PROSPECT fornisce ai medici argomenti a favore e contro l’uso di vari interventi nel dolore postoperatorio sulla base di prove pubblicate e opinioni di esperti. I medici devono formulare giudizi basati sulle circostanze cliniche e sulle normative locali. È necessario consultare sempre le informazioni locali relative alla prescrizione dei farmaci citati.

La toracotomia aperta rimane una procedura comune nonostante il crescente uso della chirurgia toracoscopica video-assistita ed è considerata uno degli interventi chirurgici più dolorosi (Gonzalez 2021; Mehta 2023). Il dolore postoperatorio grave non solo influisce sul recupero immediato, ma è anche associato a complicanze polmonari postoperatorie (Makkad 2023). Inoltre, un controllo inadeguato del dolore postoperatorio aumenta il rischio di dolore cronico post-toracotomia (Makkad 2023). Pertanto, un’analgesia tempestiva ed efficace è essenziale per ottimizzare la riabilitazione postoperatoria e ridurre la morbilità a lungo termine.

Questa revisione (Lemoine 2026) mirava a valutare la letteratura attuale e ad aggiornare le precedenti raccomandazioni PROSPECT per una gestione ottimale del dolore dopo toracotomia aperta. Le prime raccomandazioni PROSPECT sulla gestione del dolore dopo toracotomia aperta sono state rese disponibili online nel 2004 (successivamente pubblicate: Joshi 2008) e aggiornate online nel 2015 (Thoracotomy 2015 summary recommendations).

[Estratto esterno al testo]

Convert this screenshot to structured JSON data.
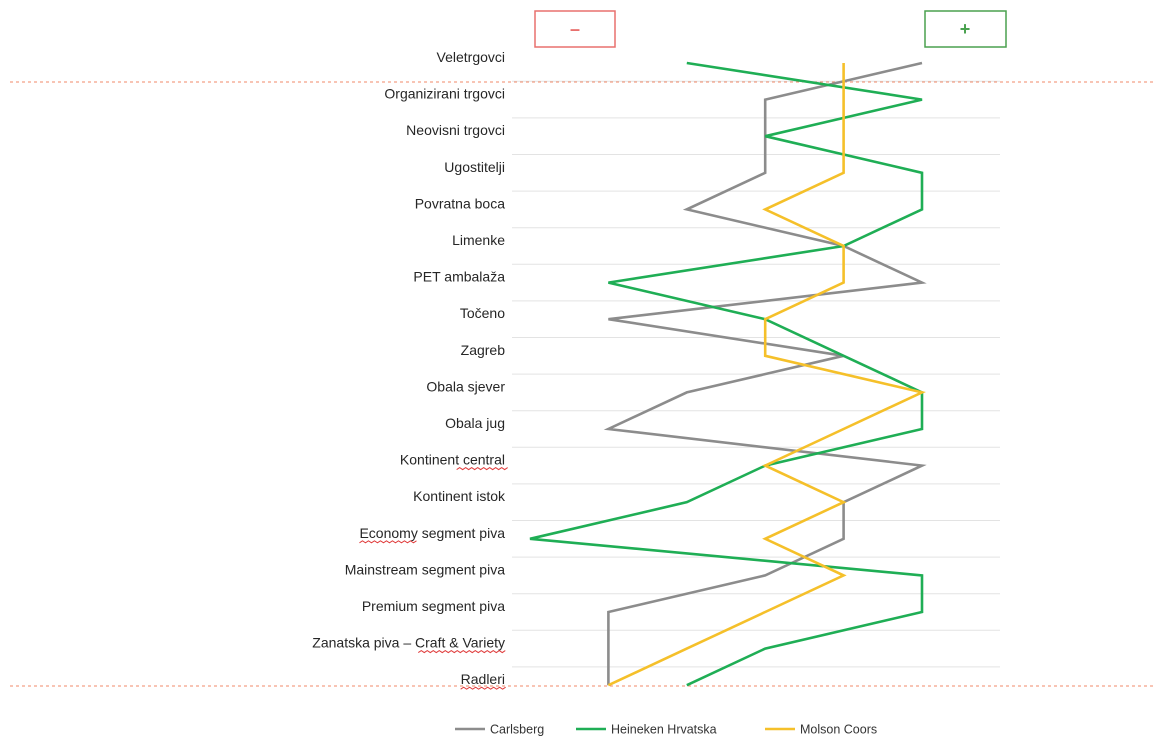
{
  "chart_data": {
    "type": "line",
    "orientation": "vertical-categories",
    "categories": [
      "Veletrgovci",
      "Organizirani trgovci",
      "Neovisni trgovci",
      "Ugostitelji",
      "Povratna boca",
      "Limenke",
      "PET ambalaža",
      "Točeno",
      "Zagreb",
      "Obala sjever",
      "Obala jug",
      "Kontinent central",
      "Kontinent istok",
      "Economy segment piva",
      "Mainstream segment piva",
      "Premium segment piva",
      "Zanatska piva – Craft & Variety",
      "Radleri"
    ],
    "scale": {
      "min": 0,
      "max": 5,
      "min_label": "–",
      "max_label": "+"
    },
    "series": [
      {
        "name": "Carlsberg",
        "color": "#8c8c8c",
        "values": [
          5,
          3,
          3,
          3,
          2,
          4,
          5,
          1,
          4,
          2,
          1,
          5,
          4,
          4,
          3,
          1,
          1,
          1
        ]
      },
      {
        "name": "Heineken Hrvatska",
        "color": "#1fae55",
        "values": [
          2,
          5,
          3,
          5,
          5,
          4,
          1,
          3,
          4,
          5,
          5,
          3,
          2,
          0,
          5,
          5,
          3,
          2
        ]
      },
      {
        "name": "Molson Coors",
        "color": "#f5c02a",
        "values": [
          4,
          4,
          4,
          4,
          3,
          4,
          4,
          3,
          3,
          5,
          4,
          3,
          4,
          3,
          4,
          3,
          2,
          1
        ]
      }
    ],
    "legend_position": "bottom",
    "grid": true
  },
  "colors": {
    "minus": "#e8706e",
    "plus": "#4aa14f",
    "divider": "#f08a6a",
    "grid": "#e3e3e3",
    "squiggle": "#e03c3c"
  },
  "spellcheck_marked": [
    "Kontinent central",
    "Economy segment piva",
    "Zanatska piva – Craft & Variety",
    "Radleri"
  ]
}
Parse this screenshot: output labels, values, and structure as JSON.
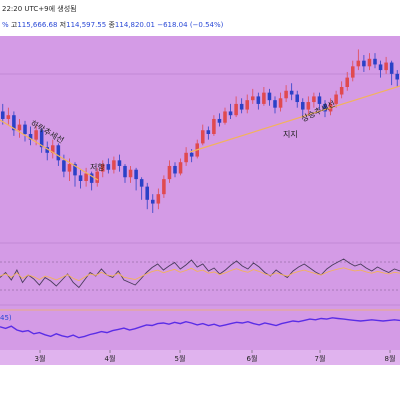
{
  "header": {
    "created_text": "22:20 UTC+9에 생성됨",
    "ohlc_prefix": "%",
    "high_label": "고",
    "high_value": "115,666.68",
    "low_label": "저",
    "low_value": "114,597.55",
    "close_label": "종",
    "close_value": "114,820.01",
    "change_value": "−618.04 (−0.54%)"
  },
  "indicator_label": "45)",
  "colors": {
    "background": "#d49be6",
    "up_candle": "#e04a4f",
    "down_candle": "#2a41c7",
    "trendline": "#f2b25c",
    "oscillator_line": "#4a3c5d",
    "oscillator_signal": "#f2b25c",
    "strength_line": "#5a2de6"
  },
  "annotations": [
    {
      "text": "하락추세선"
    },
    {
      "text": "저항"
    },
    {
      "text": "지지"
    },
    {
      "text": "상승추세선"
    }
  ],
  "chart_data": {
    "type": "candlestick",
    "x_ticks": [
      "3월",
      "4월",
      "5월",
      "6월",
      "7월",
      "8월"
    ],
    "price_header": {
      "high": 115666.68,
      "low": 114597.55,
      "close": 114820.01,
      "change": -618.04,
      "change_pct": -0.54
    },
    "candles_shape": [
      [
        0.62,
        0.58,
        0.66,
        0.55
      ],
      [
        0.58,
        0.6,
        0.64,
        0.55
      ],
      [
        0.6,
        0.52,
        0.62,
        0.49
      ],
      [
        0.52,
        0.55,
        0.58,
        0.48
      ],
      [
        0.55,
        0.5,
        0.57,
        0.46
      ],
      [
        0.5,
        0.47,
        0.54,
        0.44
      ],
      [
        0.47,
        0.52,
        0.55,
        0.44
      ],
      [
        0.52,
        0.43,
        0.53,
        0.4
      ],
      [
        0.43,
        0.4,
        0.46,
        0.36
      ],
      [
        0.4,
        0.44,
        0.47,
        0.37
      ],
      [
        0.44,
        0.36,
        0.45,
        0.33
      ],
      [
        0.36,
        0.3,
        0.39,
        0.27
      ],
      [
        0.3,
        0.34,
        0.37,
        0.25
      ],
      [
        0.34,
        0.28,
        0.35,
        0.22
      ],
      [
        0.28,
        0.25,
        0.31,
        0.21
      ],
      [
        0.25,
        0.29,
        0.32,
        0.22
      ],
      [
        0.29,
        0.24,
        0.3,
        0.2
      ],
      [
        0.24,
        0.3,
        0.32,
        0.22
      ],
      [
        0.3,
        0.34,
        0.36,
        0.27
      ],
      [
        0.34,
        0.31,
        0.37,
        0.29
      ],
      [
        0.31,
        0.36,
        0.38,
        0.29
      ],
      [
        0.36,
        0.33,
        0.39,
        0.3
      ],
      [
        0.33,
        0.27,
        0.34,
        0.24
      ],
      [
        0.27,
        0.31,
        0.33,
        0.24
      ],
      [
        0.31,
        0.26,
        0.32,
        0.2
      ],
      [
        0.26,
        0.22,
        0.27,
        0.15
      ],
      [
        0.22,
        0.15,
        0.24,
        0.1
      ],
      [
        0.15,
        0.13,
        0.18,
        0.08
      ],
      [
        0.13,
        0.18,
        0.21,
        0.1
      ],
      [
        0.18,
        0.26,
        0.28,
        0.16
      ],
      [
        0.26,
        0.33,
        0.36,
        0.24
      ],
      [
        0.33,
        0.29,
        0.35,
        0.27
      ],
      [
        0.29,
        0.35,
        0.37,
        0.28
      ],
      [
        0.35,
        0.4,
        0.43,
        0.33
      ],
      [
        0.4,
        0.38,
        0.42,
        0.35
      ],
      [
        0.38,
        0.45,
        0.47,
        0.37
      ],
      [
        0.45,
        0.52,
        0.55,
        0.44
      ],
      [
        0.52,
        0.5,
        0.54,
        0.47
      ],
      [
        0.5,
        0.58,
        0.6,
        0.49
      ],
      [
        0.58,
        0.56,
        0.61,
        0.54
      ],
      [
        0.56,
        0.62,
        0.64,
        0.55
      ],
      [
        0.62,
        0.6,
        0.66,
        0.58
      ],
      [
        0.6,
        0.66,
        0.7,
        0.59
      ],
      [
        0.66,
        0.63,
        0.69,
        0.61
      ],
      [
        0.63,
        0.68,
        0.71,
        0.61
      ],
      [
        0.68,
        0.7,
        0.74,
        0.66
      ],
      [
        0.7,
        0.66,
        0.72,
        0.63
      ],
      [
        0.66,
        0.72,
        0.75,
        0.65
      ],
      [
        0.72,
        0.68,
        0.74,
        0.65
      ],
      [
        0.68,
        0.64,
        0.7,
        0.61
      ],
      [
        0.64,
        0.69,
        0.72,
        0.62
      ],
      [
        0.69,
        0.73,
        0.76,
        0.67
      ],
      [
        0.73,
        0.71,
        0.77,
        0.68
      ],
      [
        0.71,
        0.67,
        0.73,
        0.64
      ],
      [
        0.67,
        0.63,
        0.69,
        0.6
      ],
      [
        0.63,
        0.67,
        0.7,
        0.6
      ],
      [
        0.67,
        0.7,
        0.72,
        0.64
      ],
      [
        0.7,
        0.66,
        0.72,
        0.63
      ],
      [
        0.66,
        0.62,
        0.68,
        0.59
      ],
      [
        0.62,
        0.66,
        0.69,
        0.6
      ],
      [
        0.66,
        0.71,
        0.73,
        0.64
      ],
      [
        0.71,
        0.75,
        0.78,
        0.69
      ],
      [
        0.75,
        0.8,
        0.83,
        0.73
      ],
      [
        0.8,
        0.86,
        0.89,
        0.78
      ],
      [
        0.86,
        0.89,
        0.95,
        0.84
      ],
      [
        0.89,
        0.86,
        0.92,
        0.83
      ],
      [
        0.86,
        0.9,
        0.93,
        0.84
      ],
      [
        0.9,
        0.87,
        0.93,
        0.85
      ],
      [
        0.87,
        0.84,
        0.89,
        0.8
      ],
      [
        0.84,
        0.88,
        0.91,
        0.82
      ],
      [
        0.88,
        0.82,
        0.89,
        0.76
      ],
      [
        0.82,
        0.79,
        0.84,
        0.75
      ]
    ],
    "oscillator_shape": [
      0.45,
      0.55,
      0.4,
      0.6,
      0.35,
      0.5,
      0.42,
      0.3,
      0.45,
      0.38,
      0.28,
      0.4,
      0.52,
      0.35,
      0.25,
      0.4,
      0.55,
      0.48,
      0.62,
      0.5,
      0.45,
      0.58,
      0.4,
      0.35,
      0.3,
      0.42,
      0.55,
      0.65,
      0.72,
      0.6,
      0.68,
      0.75,
      0.62,
      0.7,
      0.8,
      0.66,
      0.72,
      0.58,
      0.64,
      0.52,
      0.6,
      0.7,
      0.78,
      0.68,
      0.62,
      0.74,
      0.66,
      0.55,
      0.48,
      0.6,
      0.52,
      0.45,
      0.58,
      0.66,
      0.72,
      0.64,
      0.56,
      0.5,
      0.62,
      0.7,
      0.76,
      0.82,
      0.74,
      0.68,
      0.72,
      0.64,
      0.58,
      0.66,
      0.6,
      0.55,
      0.62,
      0.58
    ],
    "strength_shape": [
      0.6,
      0.55,
      0.62,
      0.5,
      0.45,
      0.48,
      0.38,
      0.42,
      0.35,
      0.3,
      0.38,
      0.32,
      0.28,
      0.34,
      0.26,
      0.3,
      0.36,
      0.4,
      0.45,
      0.42,
      0.48,
      0.52,
      0.56,
      0.5,
      0.54,
      0.6,
      0.66,
      0.64,
      0.7,
      0.72,
      0.68,
      0.74,
      0.7,
      0.76,
      0.72,
      0.66,
      0.7,
      0.64,
      0.68,
      0.62,
      0.66,
      0.7,
      0.74,
      0.72,
      0.76,
      0.7,
      0.66,
      0.72,
      0.68,
      0.64,
      0.7,
      0.74,
      0.78,
      0.76,
      0.8,
      0.84,
      0.82,
      0.86,
      0.84,
      0.88,
      0.86,
      0.84,
      0.82,
      0.8,
      0.78,
      0.8,
      0.82,
      0.8,
      0.78,
      0.8,
      0.82,
      0.8
    ]
  }
}
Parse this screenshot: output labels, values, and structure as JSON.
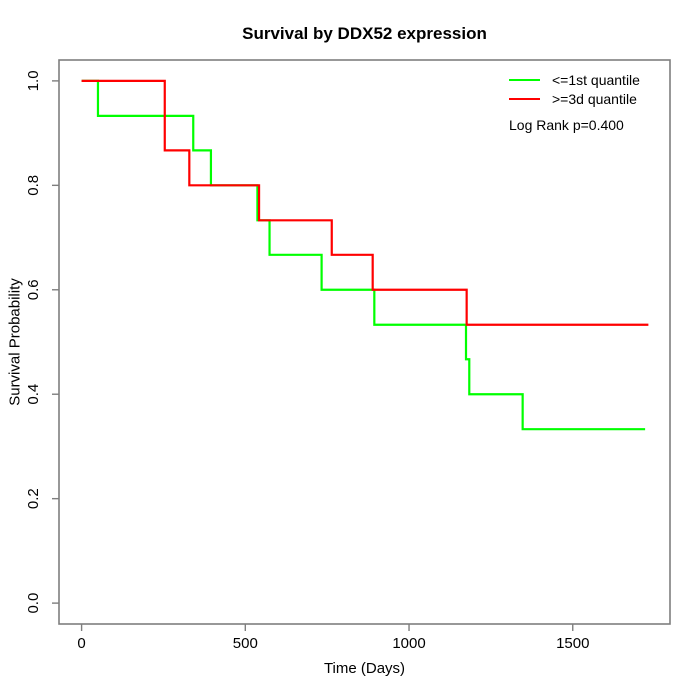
{
  "title": "Survival by DDX52 expression",
  "legend": {
    "items": [
      {
        "label": "<=1st quantile",
        "color": "#00FF00"
      },
      {
        "label": ">=3d quantile",
        "color": "#FF0000"
      }
    ],
    "note": "Log Rank p=0.400"
  },
  "chart_data": {
    "type": "line",
    "subtype": "kaplan-meier step curves",
    "title": "Survival by DDX52 expression",
    "xlabel": "Time (Days)",
    "ylabel": "Survival Probability",
    "xlim": [
      -69,
      1797
    ],
    "ylim": [
      -0.04,
      1.04
    ],
    "grid": false,
    "legend_position": "top-right",
    "annotation": "Log Rank p=0.400",
    "x_ticks": {
      "values": [
        0,
        500,
        1000,
        1500
      ],
      "labels": [
        "0",
        "500",
        "1000",
        "1500"
      ]
    },
    "y_ticks": {
      "values": [
        0.0,
        0.2,
        0.4,
        0.6,
        0.8,
        1.0
      ],
      "labels": [
        "0.0",
        "0.2",
        "0.4",
        "0.6",
        "0.8",
        "1.0"
      ]
    },
    "series": [
      {
        "name": "<=1st quantile",
        "color": "#00FF00",
        "step_times": [
          0,
          50,
          341,
          395,
          537,
          574,
          733,
          894,
          1174,
          1184,
          1347
        ],
        "survival": [
          1.0,
          0.933,
          0.867,
          0.8,
          0.733,
          0.667,
          0.6,
          0.533,
          0.467,
          0.4,
          0.333
        ],
        "end_time": 1721
      },
      {
        "name": ">=3d quantile",
        "color": "#FF0000",
        "step_times": [
          0,
          254,
          329,
          542,
          764,
          889,
          1176
        ],
        "survival": [
          1.0,
          0.867,
          0.8,
          0.733,
          0.667,
          0.6,
          0.533
        ],
        "end_time": 1731
      }
    ]
  }
}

L’attuale revisione sistematica e la formulazione delle raccomandazioni sono state effettuate utilizzando la metodologia unica PROSPECT, disponibile all’indirizzo https://esraeurope.org/prospect-methodology/. Questa metodologia è stata pubblicata per la prima volta in Joshi 2019 e aggiornata in Joshi 2023. Le banche dati bibliografiche (Embase, Medline, PubMed e Cochrane) sono state consultate da gennaio 2015 ad aprile 2024 per identificare studi randomizzati controllati, revisioni sistematiche e meta-analisi (in inglese) che hanno esaminato interventi farmacologici, non farmacologici o chirurgici e valutato i punteggi del dolore postoperatorio. 100 studi hanno soddisfatto i criteri di inclusione. Le raccomandazioni PROSPECT si basavano sull’interpretazione delle prove, tenendo conto dell’attuale rilevanza clinica degli interventi studiati e del loro profilo rischio/beneficio, dell’uso del trattamento del dolore al basale e del contesto specifico della procedura. Questa revisione è registrata su PROSPERO: CRD42022309453.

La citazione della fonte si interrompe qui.